Ante el desconocimiento de qué pudo matar a todos esos hombres —quedando así un país completamente lleno de mujeres, un matriarcado forzado como nunca hubo otro igual— y al no saber por tanto si se trata de algo en el ambiente que pudiera haber desaparecido, surgen muchas dudas al descubrirse que esto solamente había afectado a los habitantes de la Tierra que estaban en el planeta en ese momento, como recordaréis si leisteis el segundo volumen. Con esto, quiero decir, que quieren estuvieran en el espacio, los astronautas, aún seguían con vida y, de hecho, en este tercer tomo aterriza una nave, la única que estaba de expedición, y lo hace con dos varones y una mujer, centrándose gran parte del tomo en un conflicto armado entre el grupo de Yorick y otras mujeres que no quieren que ningún otro hombre sobreviva, aun sin saber si lo harían igualmente simplemente por el hecho de salir de su nave sin su escafandra.

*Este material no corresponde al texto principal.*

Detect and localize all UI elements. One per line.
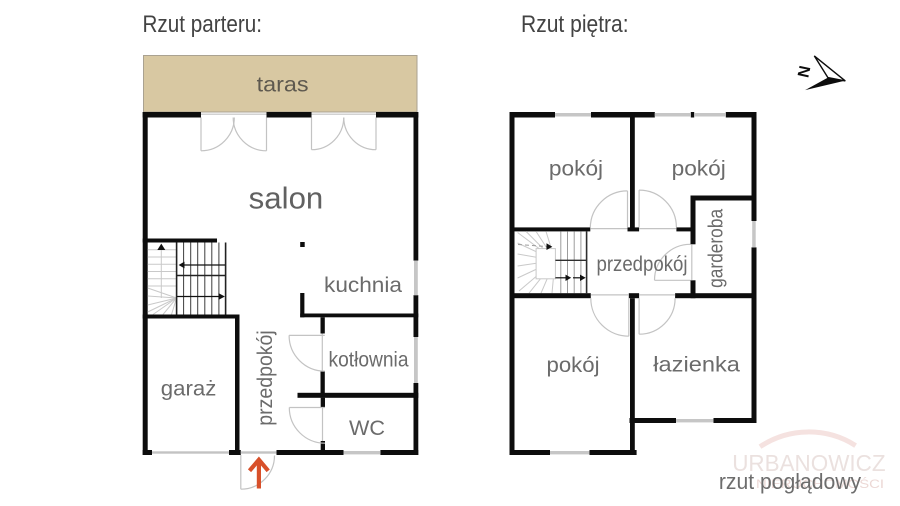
svg-text:pokój: pokój [549,157,603,180]
svg-text:kotłownia: kotłownia [329,349,409,372]
svg-text:salon: salon [249,181,324,216]
svg-text:rzut pogłądowy: rzut pogłądowy [719,469,861,494]
svg-text:garaż: garaż [161,378,217,401]
svg-text:pokój: pokój [547,354,600,377]
svg-text:Rzut parteru:: Rzut parteru: [143,11,263,38]
svg-text:taras: taras [257,73,309,96]
svg-text:WC: WC [349,417,385,440]
svg-text:kuchnia: kuchnia [324,274,402,297]
svg-text:przedpokój: przedpokój [597,253,688,276]
svg-text:łazienka: łazienka [653,354,740,377]
svg-text:Rzut piętra:: Rzut piętra: [521,11,629,38]
svg-text:garderoba: garderoba [706,208,728,288]
svg-text:przedpokój: przedpokój [254,330,277,426]
svg-text:pokój: pokój [672,158,726,181]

Sin embargo, no todo se queda en los posibles supervivientes del espacio, sino que hay un par de capítulos para relajarnos un poco, en los que se cuenta la historia de un pequeño grupo de teatro, para prepararnos antes del plato fuerte, un final que una vez más me ha dejado mordiéndome las uñas esperando al siguiente tomo.

En este tercer tomo de Y: el último hombre se juega muy bien con el ritmo narrativo y con la intensidad que meter en cada una de las viñetas en las que se nos quiera dejar con los ojos abiertos, ya no solo por el momento de que pase tal o cual cosa, sino por cómo va acompañado de una ilustración que enfatiza lo que está contándosenos. No solo no desciende el interés por la serie tras los dos primeros números, sino que se mantiene al mismo nivel, entendiendo que algunos de los hechos son necesarios para que la historia tengan interés, pero sintiéndolo bastante por Yorick al haber empatizado, desde un primer momento, con un hombre tan sencillo y normal como él.

El amor de Shakespeare por los autores, que dicen que tenían los padres de Yorick y su hermana, es tal que se refleja también en los episodios teatrales de este tercer tomo y, para los que también adoren a este dramaturgo eso es tan solo un pequeño punto más de este cómic para adultos en el que no hay superhéroes ni escenas fantasiosas imposibles, sino un mundo que podría estar en la última generación de seres vivos para los que haga falta tanto un macho como una hembra.

Una vez más, os invito a que leáis el tomo (y los anteriores) y dejéis vuestros comentarios sobre lo que os ha parecido, ya que su historia da para debatir sin descanso y no son pocas las hipótesis que cada uno pueda tener sobre lo que vaya a ocurrir más adelante.